We often hear of the shortage of women in the science, engineering, and technical (SET) fields and it is easy to be discouraged by such dismal statements. However, we are wrong to assume that these smart, tech-savvy women are not attracted to this career field. In fact between the ages of 25 and 30, 41% of the young talent with credentials in science and technology are female. This is surprising news, given the fact that we tend to underestimate how many women are in these fields. And yet, of these women more than half leave their careers in their mid-30s to early 40s. Why is that?
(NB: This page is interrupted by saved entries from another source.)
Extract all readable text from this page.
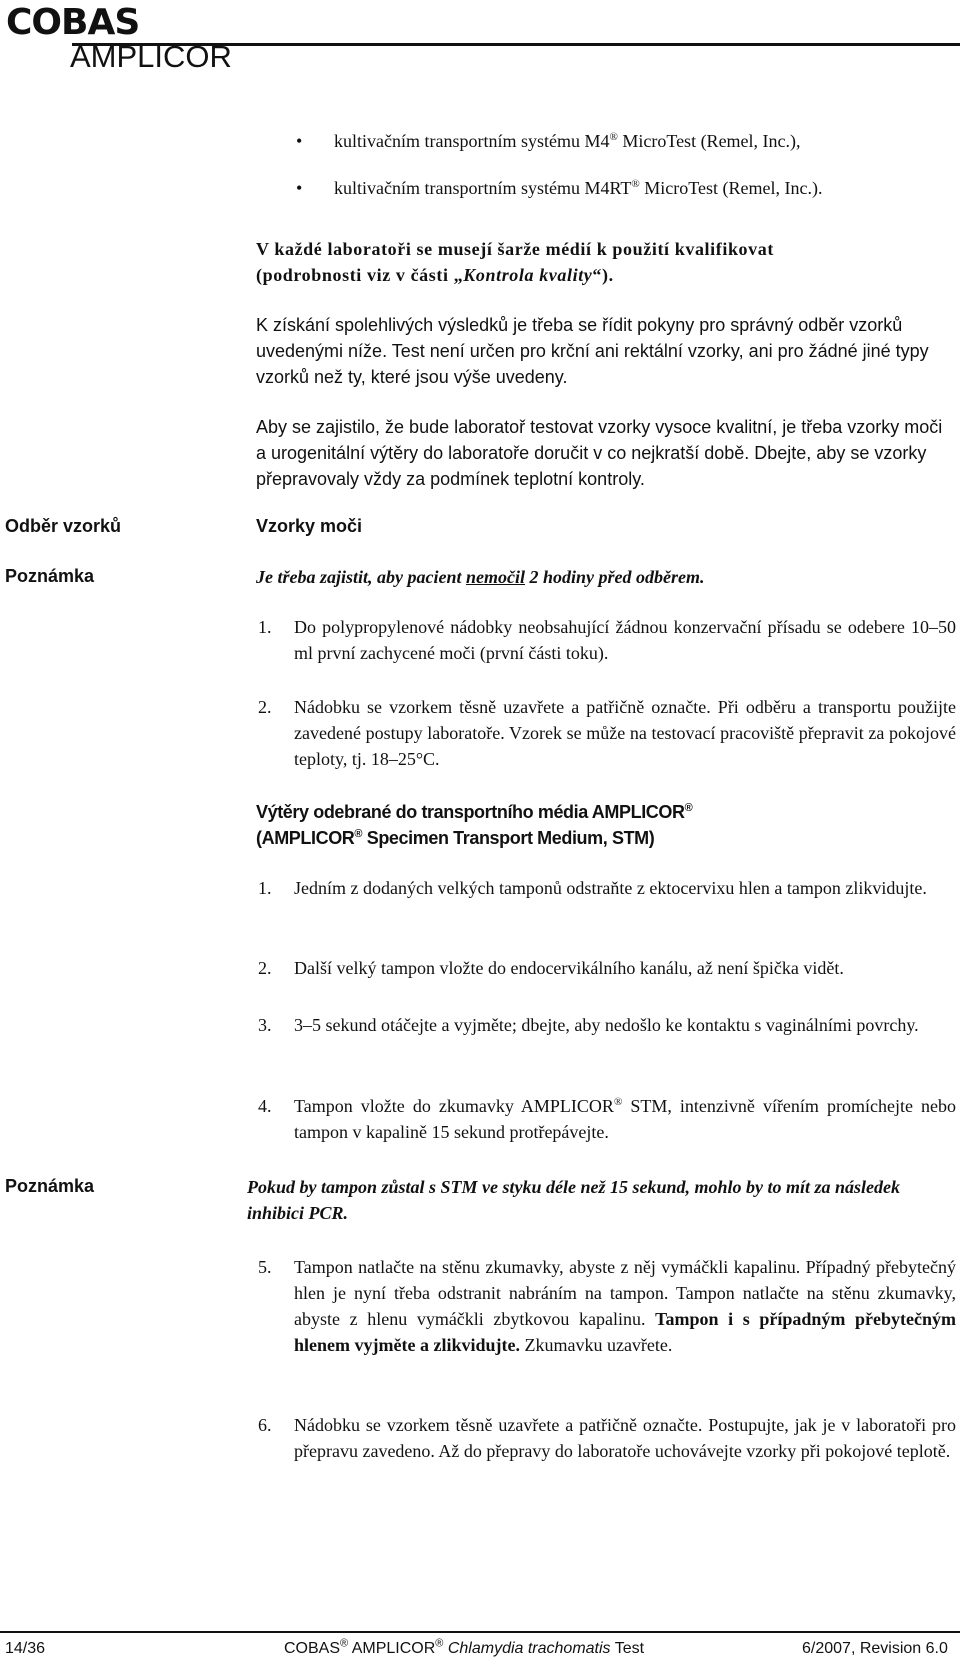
COBAS
AMPLICOR
• kultivačním transportním systému M4® MicroTest (Remel, Inc.),
• kultivačním transportním systému M4RT® MicroTest (Remel, Inc.).
V každé laboratoři se musejí šarže médií k použití kvalifikovat
(podrobnosti viz v části „Kontrola kvality“).
K získání spolehlivých výsledků je třeba se řídit pokyny pro správný odběr vzorků uvedenými níže. Test není určen pro krční ani rektální vzorky, ani pro žádné jiné typy vzorků než ty, které jsou výše uvedeny.
Aby se zajistilo, že bude laboratoř testovat vzorky vysoce kvalitní, je třeba vzorky moči a urogenitální výtěry do laboratoře doručit v co nejkratší době. Dbejte, aby se vzorky přepravovaly vždy za podmínek teplotní kontroly.
Odběr vzorků	Vzorky moči
Poznámka	Je třeba zajistit, aby pacient nemočil 2 hodiny před odběrem.
1. Do polypropylenové nádobky neobsahující žádnou konzervační přísadu se odebere 10–50 ml první zachycené moči (první části toku).
2. Nádobku se vzorkem těsně uzavřete a patřičně označte. Při odběru a transportu použijte zavedené postupy laboratoře. Vzorek se může na testovací pracoviště přepravit za pokojové teploty, tj. 18–25°C.
Výtěry odebrané do transportního média AMPLICOR®
(AMPLICOR® Specimen Transport Medium, STM)
1. Jedním z dodaných velkých tamponů odstraňte z ektocervixu hlen a tampon zlikvidujte.
2. Další velký tampon vložte do endocervikálního kanálu, až není špička vidět.
3. 3–5 sekund otáčejte a vyjměte; dbejte, aby nedošlo ke kontaktu s vaginálními povrchy.
4. Tampon vložte do zkumavky AMPLICOR® STM, intenzivně vířením promíchejte nebo tampon v kapalině 15 sekund protřepávejte.
Poznámka	Pokud by tampon zůstal s STM ve styku déle než 15 sekund, mohlo by to mít za následek inhibici PCR.
5. Tampon natlačte na stěnu zkumavky, abyste z něj vymáčkli kapalinu. Případný přebytečný hlen je nyní třeba odstranit nabráním na tampon. Tampon natlačte na stěnu zkumavky, abyste z hlenu vymáčkli zbytkovou kapalinu. Tampon i s případným přebytečným hlenem vyjměte a zlikvidujte. Zkumavku uzavřete.
6. Nádobku se vzorkem těsně uzavřete a patřičně označte. Postupujte, jak je v laboratoři pro přepravu zavedeno. Až do přepravy do laboratoře uchovávejte vzorky při pokojové teplotě.
14/36	COBAS® AMPLICOR® Chlamydia trachomatis Test	6/2007, Revision 6.0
In an interview with Sylvia Ann Hewlett, President of the Center for Work-Life Policy in New York, Hewlett re-examines some of the factors that contribute to this claim. Hewlett is best known for her work on a research project called the Athena Factor, a global study that examines the career trajectories of women in these SET fields. The study found that women are instrumental to the industry, often more likely to than their male counterparts to value contributing to society. So what happens later on down the road for these women? The falling out happens through what Hewlett outlines as 5 key factors or “antigens” that include: hostile macho cultures, isolation, mysterious career paths, systems of risk and reward, and extreme work pressures.
Each of these adversities are problems that cannot always be addressed so easily, especially when it comes to changing the ingrained mindsets of the macho culture. The manner in which women are treated branches out through these instilled stereotypes. In order for women to overcome these issues, I believe that there must be more women in leadership, who in turn mentor the younger, entry-level women who are in danger of feeling “stuck or stalled” in these fields. If there were more respected female role models in higher positions, the younger women would be more inclined to stick through the negativity because there would be a clearer picture of what their own careers could achieve.
 Melymuka, K. (2008, June 16). Why Women Quit Technology. Computerworld. Retrieved September 17, 2014, from http://www.computerworld.com/article/2551969/it-careers/why-women-quit-technology.html
 Hewlett, S. A. (2008). The Athena factor: reversing the brain drain in science, engineering, and technology. Boston: Harvard Business School.